Solving SPD systems. Σ⁻¹b in a Gaussian log-density or (K + σ²I)⁻¹y in GP regression is two triangular solves through L — never an explicit inverse — and log det Σ = 2Σ log Lᵢᵢ falls out of the diagonal for free (see determinant).
When a "covariance" fails Cholesky because round-off produced a tiny negative eigenvalue, the standard fix is the λI lift from singular matrices: add jitter, restore the floor.
The named connection: PSD is the precondition for optimisation's nicest regime — a PSD Hessian is what "locally convex" means, Gauss–Newton replaces the true Hessian with the born-PSD JᵀJ to guarantee downhill steps, and Adam's denominator is a diagonal PSD estimate.
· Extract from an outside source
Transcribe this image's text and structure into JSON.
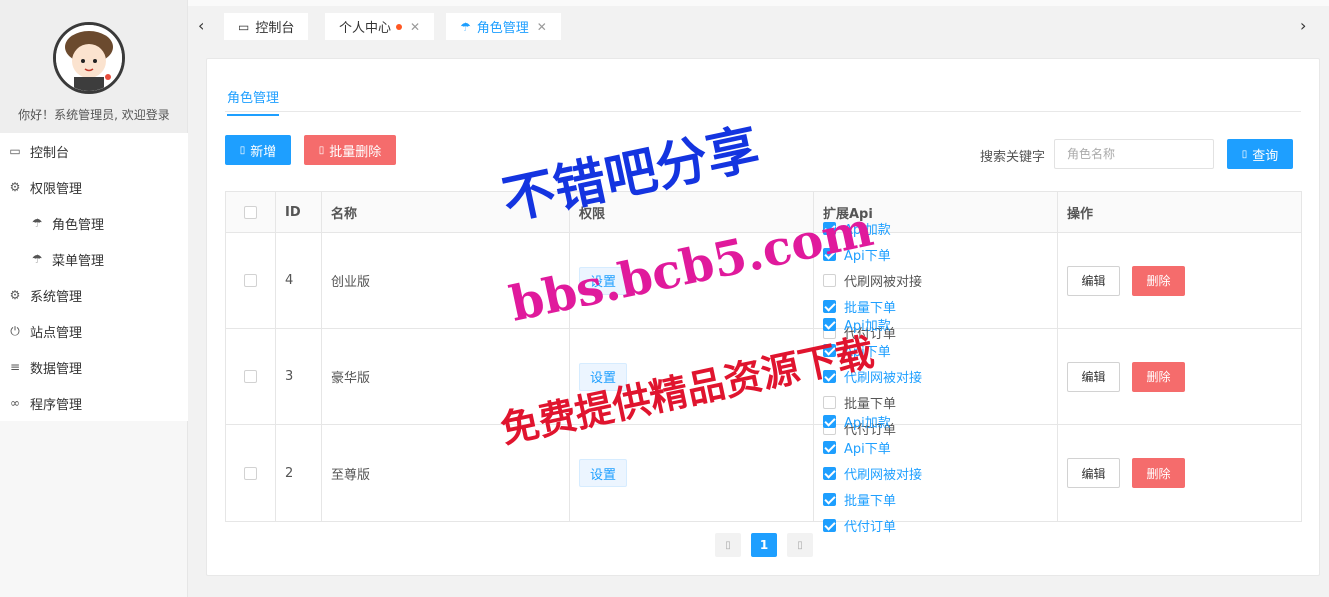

Convexity, variance, and kernels are one property wearing three coats.
Mental Model
PSD = the quadratic form never dips below zero: a bowl (possibly with flat valley directions), never a saddle.
Spectral reading: symmetric with all λ ≥ 0; the form is Σλᵢyᵢ², a sum of nonnegatively-weighted squares.
Covariances are PSD because variance cannot be negative; Gram matrices because squared lengths cannot be.
Every PSD matrix is secretly BᵀB — a squared map; Cholesky L is the working square root.
Sampling N(μ, Σ) is μ + Lz; solving and log-dets ride on the same L. PSD is where the safe, fast algorithms live.